The Restaurant Analogy
Imagine a popular restaurant. On Friday nights, the place is packed, and you need 10 waiters to provide good service. On Monday afternoons, it’s quiet, and 2 waiters are enough. Auto Scaling is like a manager who calls in extra staff exactly when the line starts forming at the door and sends them home when the crowd thins out, ensuring customers are happy (Performance) and the owner isn’t paying for idle staff (Cost Optimization).
Core Components
- Groups: Logical collections of EC2 instances (Auto Scaling Groups – ASG). You define the Minimum, Maximum, and Desired capacity.
- Configuration Templates: Defines what to launch. AWS strongly recommends Launch Templates over the legacy Launch Configurations.
- Scaling Options: Defines when and how to scale.
Comparison: Launch Template vs. Launch Configuration
| Feature | Launch Template (Recommended) | Launch Configuration (Legacy) |
|---|---|---|
| Versioning | Yes (Multiple versions allowed) | No (Must recreate for changes) |
| T2/T3 Unlimited | Supported | Not Supported |
| Spot & On-Demand | Can mix in a single ASG | Single purchase option only |
| Subsetting | Can use partial parameters | Must define all parameters |
Scaling Policies
1. Target Tracking Scaling
The simplest way to scale. You pick a metric (e.g., Average CPU Utilization at 50%) and ASG handles the math to keep it there. Similar to a thermostat.
2. Step Scaling
Responds based on “steps.” If CPU > 50%, add 1 instance. If CPU > 80%, add 3 instances. Useful for rapid spikes.
3. Scheduled Scaling
Scaling based on known time patterns. Example: Scaling up every Friday at 5:00 PM for a weekend sale.
4. Predictive Scaling
Uses Machine Learning to analyze historical traffic patterns and schedules scaling actions in advance of predicted load changes.
Decision Matrix: Which Scaling Policy?
- If you want to maintain a specific metric (CPU/Request Count)… Then use Target Tracking.
- If your traffic spikes are aggressive and vary in size… Then use Step Scaling.
- If you have a predictable weekly event… Then use Scheduled Scaling.
- If you have long-term historical data and want to be proactive… Then use Predictive Scaling.
Health Checks and Termination
ASG performs EC2 Health Checks (Status Checks) by default. However, if your ASG is behind an Elastic Load Balancer (ELB), you should enable ELB Health Checks. This ensures that if an instance is “Running” but the application is returning a 504 error, the ASG will replace it.

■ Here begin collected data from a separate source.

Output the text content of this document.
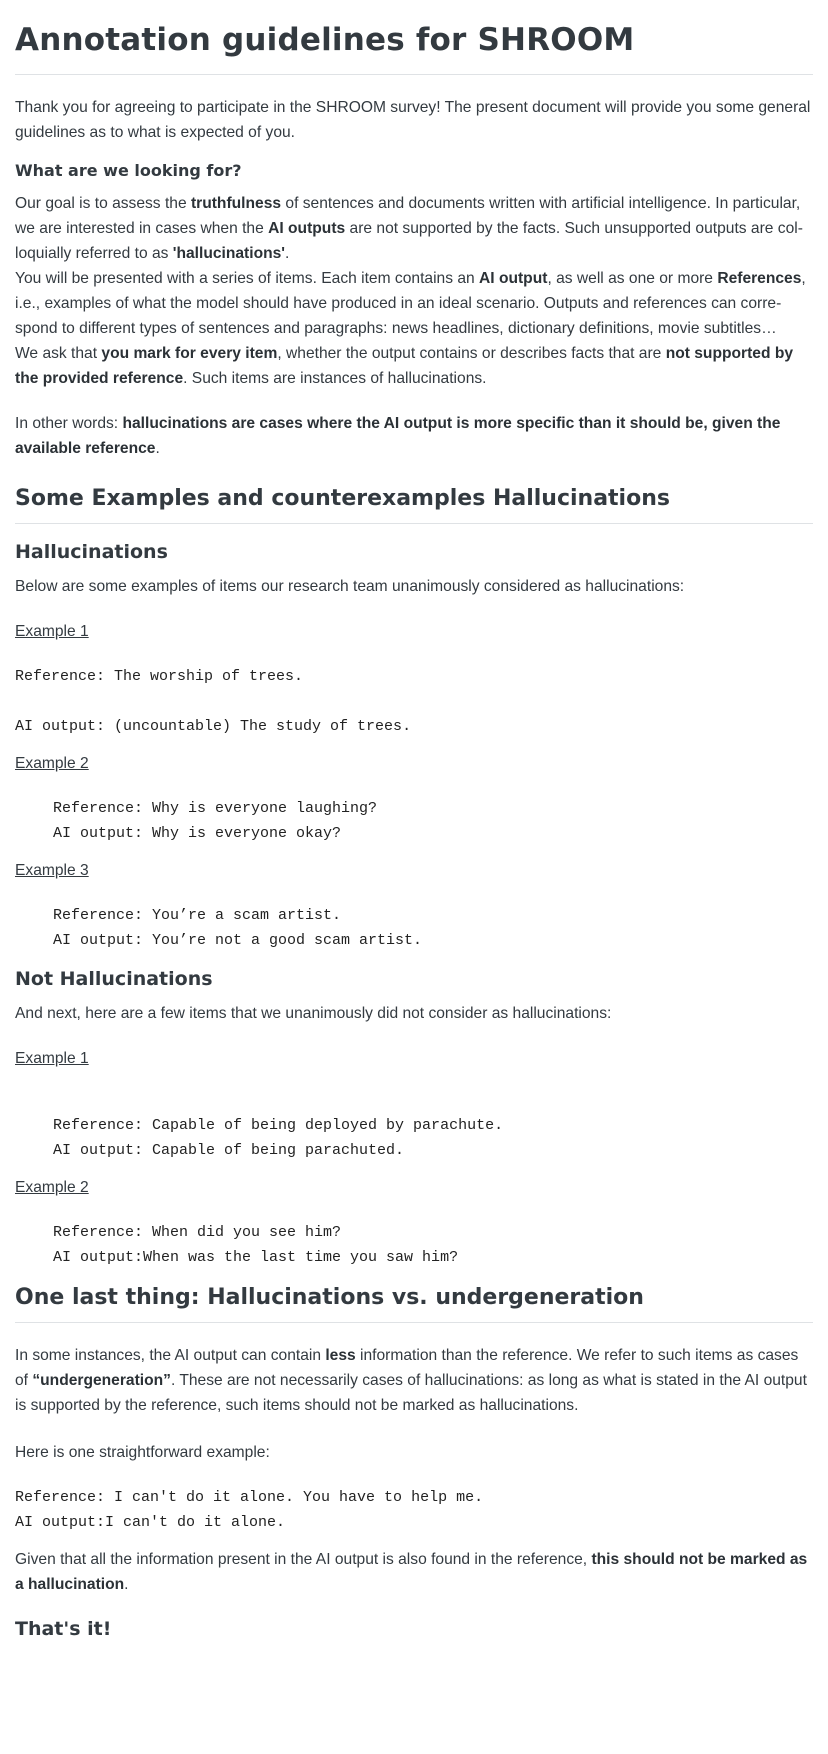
Annotation guidelines for SHROOM

Thank you for agreeing to participate in the SHROOM survey! The present document will provide you some general guidelines as to what is expected of you.

What are we looking for?

Our goal is to assess the truthfulness of sentences and documents written with artificial intelligence. In particular, we are interested in cases when the AI outputs are not supported by the facts. Such unsupported outputs are colloquially referred to as 'hallucinations'.

You will be presented with a series of items. Each item contains an AI output, as well as one or more References, i.e., examples of what the model should have produced in an ideal scenario. Outputs and references can correspond to different types of sentences and paragraphs: news headlines, dictionary definitions, movie subtitles…

We ask that you mark for every item, whether the output contains or describes facts that are not supported by the provided reference. Such items are instances of hallucinations.

In other words: hallucinations are cases where the AI output is more specific than it should be, given the available reference.

Some Examples and counterexamples Hallucinations
Hallucinations

Below are some examples of items our research team unanimously considered as hallucinations:

Example 1
Reference: The worship of trees.
AI output: (uncountable) The study of trees.
Example 2
Reference: Why is everyone laughing?
AI output: Why is everyone okay?
Example 3
Reference: You’re a scam artist.
AI output: You’re not a good scam artist.
Not Hallucinations

And next, here are a few items that we unanimously did not consider as hallucinations:

Example 1
Reference: Capable of being deployed by parachute.
AI output: Capable of being parachuted.
Example 2
Reference: When did you see him?
AI output:When was the last time you saw him?
One last thing: Hallucinations vs. undergeneration

In some instances, the AI output can contain less information than the reference. We refer to such items as cases of “undergeneration”. These are not necessarily cases of hallucinations: as long as what is stated in the AI output is supported by the reference, such items should not be marked as hallucinations.

Here is one straightforward example:

Reference: I can't do it alone. You have to help me.
AI output:I can't do it alone.

Given that all the information present in the AI output is also found in the reference, this should not be marked as a hallucination.

That's it!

Termination Policy: By default, ASG protects the balance of Availability Zones (AZs). It identifies the AZ with the most instances and deletes the instance with the oldest launch configuration/template first.
Exam Tips and Gotchas
- Cooldown Periods: Prevents the ASG from launching or terminating additional instances before the previous scaling activity takes effect. Default is 300 seconds.
- ASG spans AZs, not Regions: An Auto Scaling Group can span multiple Availability Zones within the same region, but it cannot span multiple regions.
- Termination Protection: You can protect specific instances from being terminated during scale-in events.
- Lifecycle Hooks: Use these to perform custom actions (like downloading logs or installing software) before an instance is fully “InService” or “Terminated.”
- Suspended Processes: You can stop specific ASG actions like “Launch” or “Terminate” for troubleshooting without deleting the group.
Topics covered:
Summary of key subtopics covered in this guide:
- ASG Core Concepts (Min/Max/Desired)
- Launch Templates vs. Launch Configurations
- Scaling Policies (Target, Step, Scheduled, Predictive)
- Health Check types (EC2 vs. ELB)
- Termination Policies and Cooldowns
- Lifecycle Hooks and Instance Refresh
Infographic: The Auto Scaling Ecosystem
CloudWatch triggers ASG based on metrics -> ASG launches/terminates instances -> ELB distributes traffic.
CloudWatch: The “eyes” that trigger scaling alarms.
IAM: Roles attached to instances via Launch Templates.
VPC: Defines subnets/AZs where instances live.
Warm Pools: Keep stopped instances ready to reduce “boot-up” lag for applications with long initialization times.
Instance Refresh: Roll out new AMI versions without manual termination.
Spot Fleet: Use ASG to mix Spot and On-Demand instances to save up to 90% on costs for fault-tolerant apps.
Rebalancing: ASG automatically re-balances instances across AZs if one becomes unavailable.